Favorite Books

I love books. I mean, really really love books. I love to buy them, read them, stack them up, look at them, touch them, smell them. I love uncoated natural paper (that slightly toothy, slightly gray paper) in the small size soft-covers, particularly if it's been read a lot with a broken spine and the edges of the pages soft as they begin to have small fibers open up...

So, here are my favorite books in no apparent order:

The Awakening by Kate Chopin - graceful writing, emotional depth, melancholy. Probably my all-time favorite book. Perfect writing and an intimate story.

Martian Chronciles by Ray Bradbury
- just as prescient today as it was when it was first written. Evocative, beautiful, haunting.

Enders Game by Orson Scott Card
- despite my disavowal of much of his personal politics, this is still one of the most emotionally riveting stories about pre-adolescence. What makes this novel great was lost in its sequels, but if you view it as a stand-alone, it's one of the greatest books written. I've never seen the movie, and never will, so don't ask.

Lila by Marilynne Robinson
- this is the novel that made me believe that a contemporary writer could achieve the same timeless-ness of the so-called classics. Her use of the English language is sublime and subtle , graceful and moving, simple and pure. The story is beyond lovely and moving and melancholy and...there are no words that does this novel justice. It is a perfect novel in that the writing and the story come together in such absolute harmony that they are inseparable from each other and truly perfect.

Prep by Curtis Sittenfeld
- the most perfect book about a teenager ever. It's also the most perfect book about realizing that everything we thought was the fault of a world that doesn't get us, is actually our fault and we missed so many opportunities to connect. This book changed my life.

The Wind-Up Bird Chroncile by Haruki Murakami
- All his books are worth reading as he is a master at existential plots and complex emotional states. However, this book rises above in the weight of balancing multiple times, plots, and out-of-body experiences. There is no way to describe what happens because the book is probably more about what you experience reading it. It will stay with you forever, and even in translation, Murakami's command of language comes through strongly. It is haunting, disturbing, hopeful, heartbreaking, enlightening and more. (See my ranking of his novels here)

Wizard of Earthsea by Ursula LeGuinn - beautiful language and writing mixed with a story of infinite depth. This is not a fantasy novel, but a work about the fragility of each individual human.

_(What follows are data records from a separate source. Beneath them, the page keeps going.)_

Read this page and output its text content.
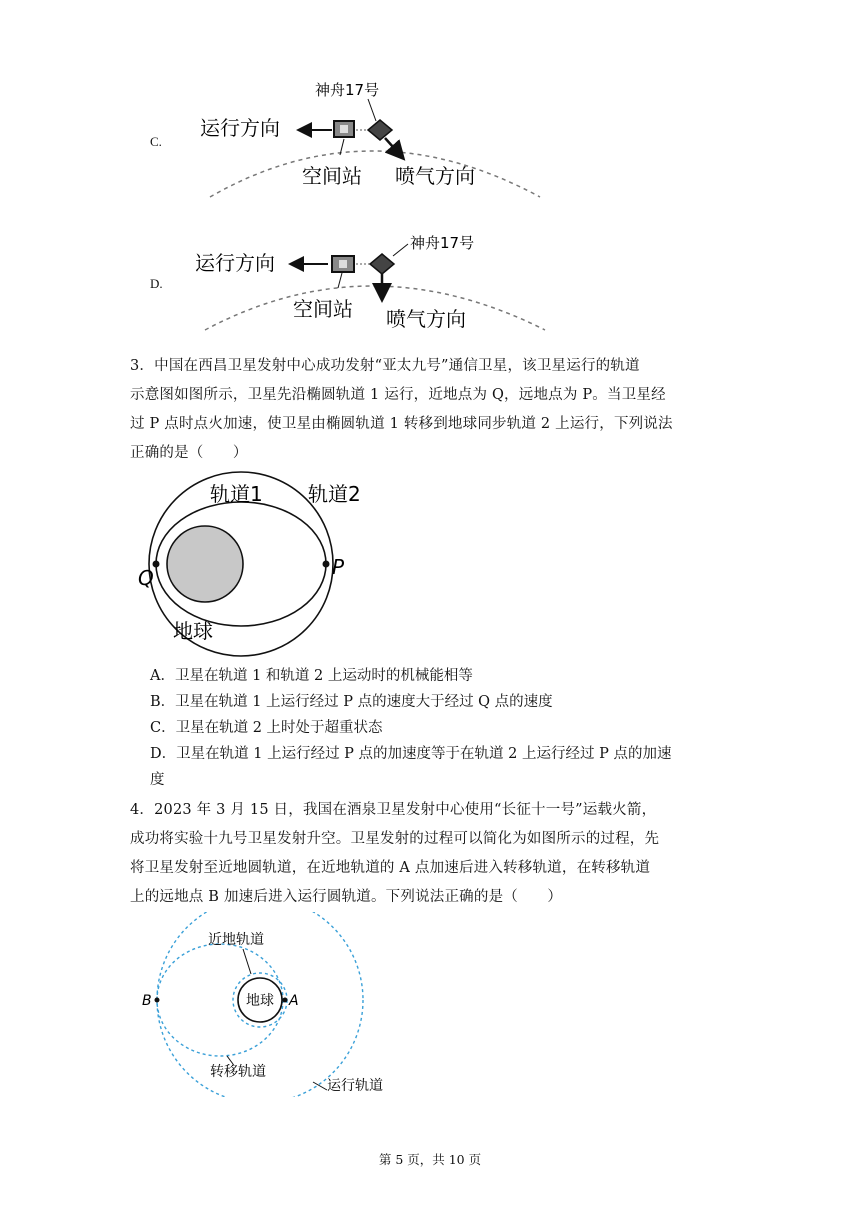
C.
神舟17号
运行方向
空间站 喷气方向
D.
运行方向
神舟17号
空间站 喷气方向
3．中国在西昌卫星发射中心成功发射“亚太九号”通信卫星，该卫星运行的轨道
示意图如图所示，卫星先沿椭圆轨道 1 运行，近地点为 Q，远地点为 P。当卫星经
过 P 点时点火加速，使卫星由椭圆轨道 1 转移到地球同步轨道 2 上运行，下列说法
正确的是（　　）
轨道1 轨道2
Q	P
地球
A．卫星在轨道 1 和轨道 2 上运动时的机械能相等
B．卫星在轨道 1 上运行经过 P 点的速度大于经过 Q 点的速度
C．卫星在轨道 2 上时处于超重状态
D．卫星在轨道 1 上运行经过 P 点的加速度等于在轨道 2 上运行经过 P 点的加速
度
4．2023 年 3 月 15 日，我国在酒泉卫星发射中心使用“长征十一号”运载火箭，
成功将实验十九号卫星发射升空。卫星发射的过程可以简化为如图所示的过程，先
将卫星发射至近地圆轨道，在近地轨道的 A 点加速后进入转移轨道，在转移轨道
上的远地点 B 加速后进入运行圆轨道。下列说法正确的是（　　）
近地轨道
地球 A
B
转移轨道
运行轨道
第 5 页，共 10 页
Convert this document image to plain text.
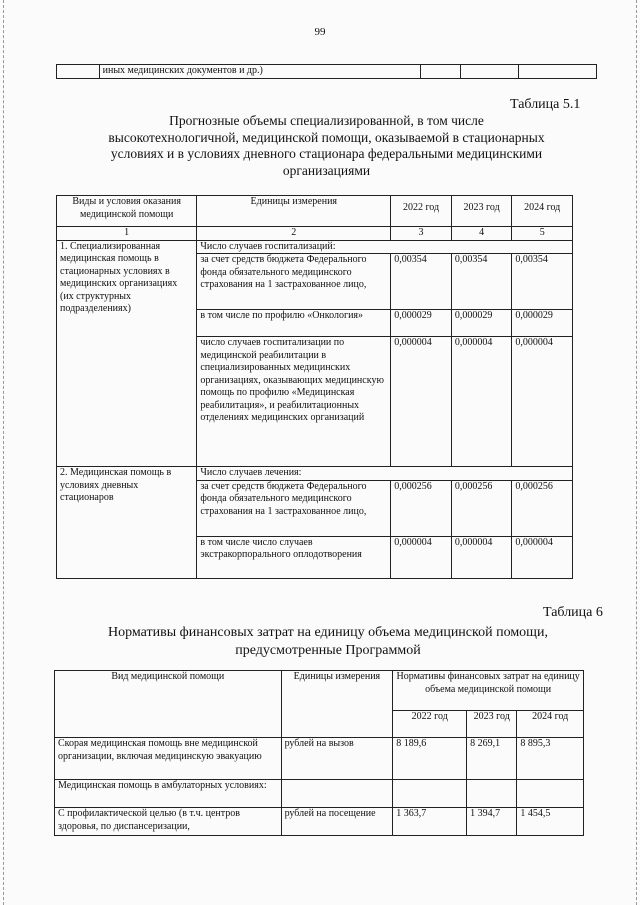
99
	иных медицинских документов и др.)			
Таблица 5.1
Прогнозные объемы специализированной, в том числе высокотехнологичной, медицинской помощи, оказываемой в стационарных условиях и в условиях дневного стационара федеральными медицинскими организациями
Виды и условия оказания медицинской помощи	Единицы измерения	2022 год	2023 год	2024 год
1	2	3	4	5
1. Специализированная медицинская помощь в стационарных условиях в медицинских организациях (их структурных подразделениях)	Число случаев госпитализаций:			
	за счет средств бюджета Федерального фонда обязательного медицинского страхования на 1 застрахованное лицо,	0,00354	0,00354	0,00354
	в том числе по профилю «Онкология»	0,000029	0,000029	0,000029
	число случаев госпитализации по медицинской реабилитации в специализированных медицинских организациях, оказывающих медицинскую помощь по профилю «Медицинская реабилитация», и реабилитационных отделениях медицинских организаций	0,000004	0,000004	0,000004
2. Медицинская помощь в условиях дневных стационаров	Число случаев лечения:			
	за счет средств бюджета Федерального фонда обязательного медицинского страхования на 1 застрахованное лицо,	0,000256	0,000256	0,000256
	в том числе число случаев экстракорпорального оплодотворения	0,000004	0,000004	0,000004
Таблица 6
Нормативы финансовых затрат на единицу объема медицинской помощи, предусмотренные Программой
Вид медицинской помощи	Единицы измерения	Нормативы финансовых затрат на единицу объема медицинской помощи		
		2022 год	2023 год	2024 год
Скорая медицинская помощь вне медицинской организации, включая медицинскую эвакуацию	рублей на вызов	8 189,6	8 269,1	8 895,3
Медицинская помощь в амбулаторных условиях:				
С профилактической целью (в т.ч. центров здоровья, по диспансеризации,	рублей на посещение	1 363,7	1 394,7	1 454,5
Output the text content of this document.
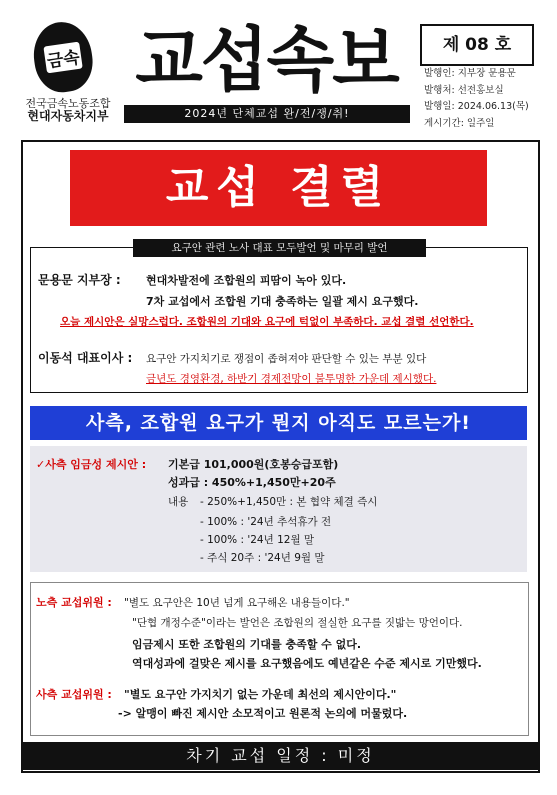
금속
전국금속노동조합
현대자동차지부
교섭속보
2024년 단체교섭 완/전/쟁/취!
제 08 호
발행인: 지부장 문용문
발행처: 선전홍보실
발행일: 2024.06.13(목)
게시기간: 일주일
교섭 결렬
요구안 관련 노사 대표 모두발언 및 마무리 발언
문용문 지부장 : 현대차발전에 조합원의 피땀이 녹아 있다.
7차 교섭에서 조합원 기대 충족하는 일괄 제시 요구했다.
오늘 제시안은 실망스럽다. 조합원의 기대와 요구에 턱없이 부족하다. 교섭 결렬 선언한다.
이동석 대표이사 : 요구안 가지치기로 쟁점이 좁혀져야 판단할 수 있는 부분 있다
금년도 경영환경, 하반기 경제전망이 불투명한 가운데 제시했다.
사측, 조합원 요구가 뭔지 아직도 모르는가!
✓사측 임금성 제시안 : 기본급 101,000원(호봉승급포함)
성과급 : 450%+1,450만+20주
내용 - 250%+1,450만 : 본 협약 체결 즉시
- 100% : '24년 추석휴가 전
- 100% : '24년 12월 말
- 주식 20주 : '24년 9월 말
노측 교섭위원 : "별도 요구안은 10년 넘게 요구해온 내용들이다."
"단협 개정수준"이라는 발언은 조합원의 절실한 요구를 짓밟는 망언이다.
임금제시 또한 조합원의 기대를 충족할 수 없다.
역대성과에 걸맞은 제시를 요구했음에도 예년같은 수준 제시로 기만했다.
사측 교섭위원 : "별도 요구안 가지치기 없는 가운데 최선의 제시안이다."
-> 알맹이 빠진 제시안 소모적이고 원론적 논의에 머물렀다.
차기 교섭 일정 : 미정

The character and world depth are amazing, but there's something more, something ineffable about these stories that it's hard to put a finger on.

Dragonsong by Anne McCaffery - the three books in her "Harper's Hall Trilogy" are must-reads, particularly for young adolescent girls. Chronically underrated and under-recognized.  She is a world-builder of epic proportion but here comes down to the most enchanting coming of age story ever written.

Caves of Steel by Isaac Asimov - my favorite of all his works in that it combines a sense of simple humanity in the guise of a noir-ish detective story in the future worlds that he can effortlessly build. This is a human story told with androids. It is intimate, thoughtful, but also fun in the way only a detective story can be. It's the 1920s set thousands of years in the future!

I'm sure I'll keep adding to this page, so I'll put a post up anytime I do. Happy reading!